Always independent, Hawthorne wore a scarlet letter of his own for much of his life. A graduate of the liberal arts Bowdoin College in Maine, he worked chiefly as a writer, meaning he often lived in poverty and was dismissed as “shiftless” and an “idler.” But, he had well-connected friends – most notably one who would become president, Franklin Pierce – and he managed to secure employment at the Salem Custom House. A few years later, he suffered the humiliation of being fired. That’s when his wife, Sofia, told him, “Now you can write your book,” which became “The Scarlet Letter.”

The book remains relevant today. Our Puritan past lives on with the Religious Right, which is also judgmental, intolerant and likes to get government and religion in bed together. We are both a prurient and puritanical nation. People love to pontificate about the moral corruption in society, yet they keep feeding the beast. We have our modern pillories of shame – “You Tube,” trashy “reality” shows, tabloids. Morals are more relaxed today, but people hypocritically cast stones at others.

America still hasn’t shaken the puritanical hang-ups of our past.

Gateway literature: “The Crucible,” Arthur Miller’s Cold War era play about the Salem witch trials. Nathaniel’s relative, John Hathorne, is a character in the drama.

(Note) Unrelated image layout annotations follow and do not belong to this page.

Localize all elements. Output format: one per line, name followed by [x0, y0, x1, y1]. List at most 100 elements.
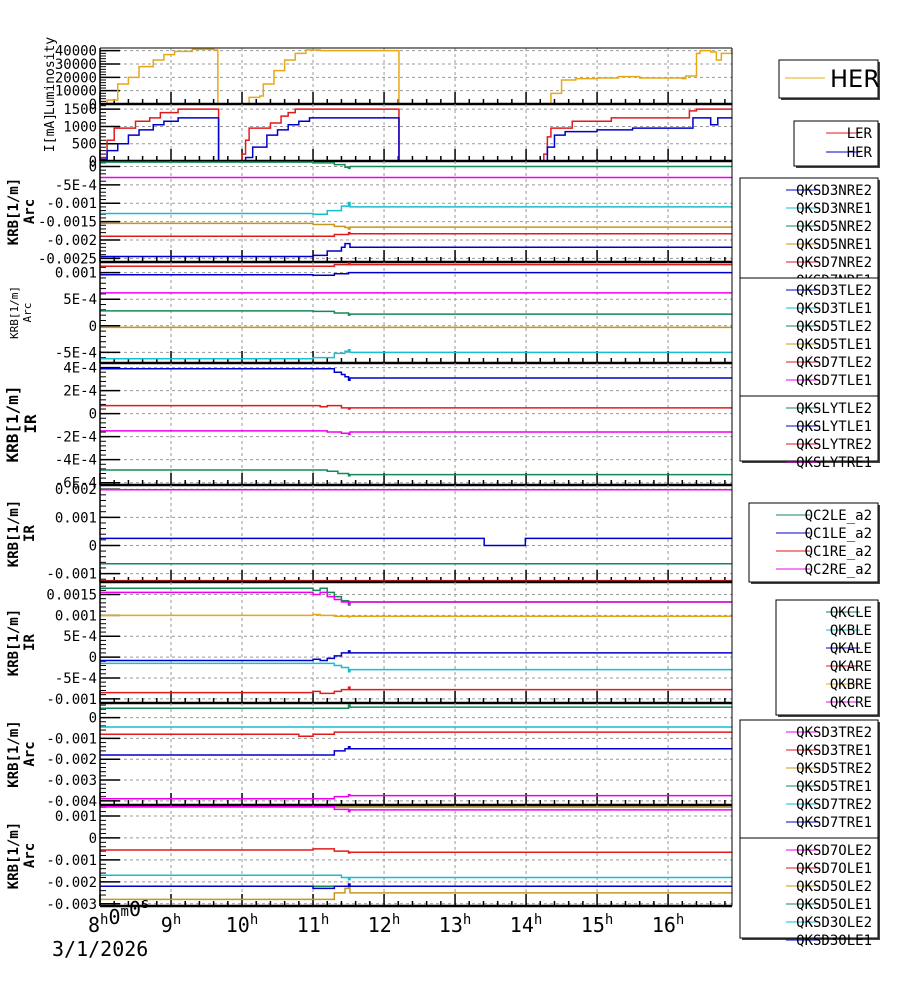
series-line-qksd7ole1	[100, 848, 732, 854]
y-axis-label: KRB[1/m]	[6, 822, 22, 889]
y-tick-label: -5E-4	[55, 345, 97, 361]
legend-label: QKCRE	[830, 695, 872, 711]
y-tick-label: -0.004	[46, 794, 97, 810]
y-tick-label: -0.001	[46, 731, 97, 747]
legend-krb-ir-qc: QC2LE_a2 QC1LE_a2 QC1RE_a2 QC2RE_a2	[748, 502, 880, 584]
legend-krb-ir-sly: QKSLYTLE2 QKSLYTLE1 QKSLYTRE2 QKSLYTRE1	[739, 395, 880, 471]
y-tick-label: 2E-4	[63, 384, 97, 400]
series-line-qkslytle1	[100, 368, 732, 382]
x-tick-label-part: 16	[652, 913, 676, 937]
legend-label: QKSLYTLE2	[796, 401, 872, 417]
legend-label: QKSD5TLE1	[796, 337, 872, 353]
y-axis-label: I[mA]	[43, 113, 58, 152]
y-tick-label: 0	[89, 160, 97, 176]
x-tick-label-part: 10	[226, 913, 250, 937]
y-axis-label: KRB[1/m]	[6, 178, 22, 245]
panel-krb-arc-tre: -0.004 -0.003 -0.002 -0.001 0 KRB[1/m] Arc	[6, 703, 733, 810]
panel-krb-ir-qk: -0.001 -5E-4 0 5E-4 0.001 0.0015 KRB[1/m] IR	[6, 582, 733, 708]
panel-krb-ir-sly: -6E-4 -4E-4 -2E-4 0 2E-4 4E-4 KRB[1/m] IR	[3, 361, 733, 492]
y-axis-label: KRB[1/m]	[6, 609, 22, 676]
x-tick-label-part: h	[250, 912, 258, 928]
y-tick-label: 0	[89, 319, 97, 335]
legend-label: QKSD5NRE1	[796, 237, 872, 253]
x-tick-label-part: 15	[581, 913, 605, 937]
series-line-qksd3ole1	[100, 883, 732, 890]
legend-label: QKBLE	[830, 623, 872, 639]
legend-label: QKSD3TLE2	[796, 283, 872, 299]
series-line-qksd5tre1	[100, 704, 732, 709]
legend-label: QC2LE_a2	[805, 508, 872, 524]
legend-label: QKSD5TRE2	[796, 761, 872, 777]
legend-label: QC1LE_a2	[805, 526, 872, 542]
legend-label: QKSD3TLE1	[796, 301, 872, 317]
series-line-qkcre	[100, 591, 732, 605]
legend-box	[739, 837, 879, 939]
y-tick-label: 0	[89, 711, 97, 727]
legend-box	[748, 502, 879, 583]
panel-krb-arc-tle: -5E-4 0 5E-4 0.001 KRB[1/m] Arc	[8, 262, 733, 365]
legend-label: QKSD7TLE1	[796, 373, 872, 389]
legend-krb-arc-nre: QKSD3NRE2 QKSD3NRE1 QKSD5NRE2 QKSD5NRE1 QKSD…	[739, 177, 880, 289]
series-line-qkare	[100, 686, 732, 695]
y-tick-label: 1500	[63, 102, 97, 118]
series-line-qksd5nre2	[100, 161, 732, 170]
y-tick-label: 0.0015	[46, 588, 97, 604]
y-axis-label: Luminosity	[43, 37, 58, 115]
y-axis-label: IR	[22, 525, 38, 542]
y-tick-label: 5E-4	[63, 629, 97, 645]
x-tick-label-part: 0	[129, 897, 141, 921]
x-tick-label-part: h	[100, 912, 108, 928]
series-line-her	[100, 48, 733, 105]
series-line-qksd3nre1	[100, 201, 732, 216]
legend-label: QKBRE	[830, 677, 872, 693]
legend-label: HER	[830, 65, 880, 93]
y-tick-label: -0.001	[46, 567, 97, 583]
y-tick-label: 4E-4	[63, 361, 97, 377]
series-line-qkale	[100, 650, 732, 662]
legend-label: QKSD3TRE2	[796, 725, 872, 741]
y-tick-label: -5E-4	[55, 178, 97, 194]
y-tick-label: -0.001	[46, 692, 97, 708]
series-line-qksd5ole2	[100, 885, 732, 901]
y-axis-label: Arc	[21, 303, 34, 323]
y-tick-label: -6E-4	[55, 476, 97, 492]
y-axis-label: KRB[1/m]	[6, 720, 22, 787]
legend-box	[793, 120, 879, 167]
series-line-qksd7ole2	[100, 806, 732, 813]
x-tick-label-part: 0	[108, 905, 120, 929]
legend-label: QKSD5TRE1	[796, 779, 872, 795]
y-axis-label: KRB[1/m]	[8, 286, 21, 339]
x-tick-label-part: h	[392, 912, 400, 928]
y-axis-label: Arc	[22, 843, 38, 868]
legend-label: QC2RE_a2	[805, 562, 872, 578]
y-tick-label: 0	[89, 97, 97, 113]
y-tick-label: -0.002	[46, 752, 97, 768]
y-tick-label: -0.0015	[38, 215, 97, 231]
y-axis-label: Arc	[22, 741, 38, 766]
legend-box	[778, 59, 879, 99]
y-axis-label: KRB[1/m]	[3, 385, 22, 462]
series-line-qkbre	[100, 613, 732, 618]
y-tick-label: -0.003	[46, 773, 97, 789]
y-tick-label: 0.001	[55, 608, 97, 624]
series-line-qksd7tle2	[100, 262, 732, 268]
y-tick-label: 500	[72, 137, 97, 153]
series-line-qksd3tre1	[100, 731, 732, 738]
series-line-qksd5nre1	[100, 222, 732, 230]
y-tick-label: 10000	[55, 84, 97, 100]
legend-current: LER HER	[793, 120, 880, 168]
y-tick-label: 30000	[55, 57, 97, 73]
series-line-qkcle	[100, 587, 732, 606]
legend-box	[739, 177, 879, 281]
x-tick-label-part: 13	[439, 913, 463, 937]
x-tick-label-part: h	[676, 912, 684, 928]
x-tick-label: 10h	[226, 912, 259, 937]
legend-label: QKSD7TRE1	[796, 815, 872, 831]
y-tick-label: -0.003	[46, 897, 97, 913]
legend-label: QKSD5TLE2	[796, 319, 872, 335]
x-tick-label: 11h	[297, 912, 330, 937]
y-tick-label: 0	[89, 407, 97, 423]
y-tick-label: 0	[89, 154, 97, 170]
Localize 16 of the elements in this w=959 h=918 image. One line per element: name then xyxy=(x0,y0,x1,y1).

Outside the box gateway: There are one or two references in “The Scarlet Letter” to earthly images being representative of a greater reality, which sounds like Neo-Platonism. Hawthorne refers to the Puritan clergy’s disdain for the “corrupted religion” of Rome, while scholarly pursuing the works of its influential theologians. So I would recommend “Confessions” by St. Augustine. He was strongly influenced by Plato.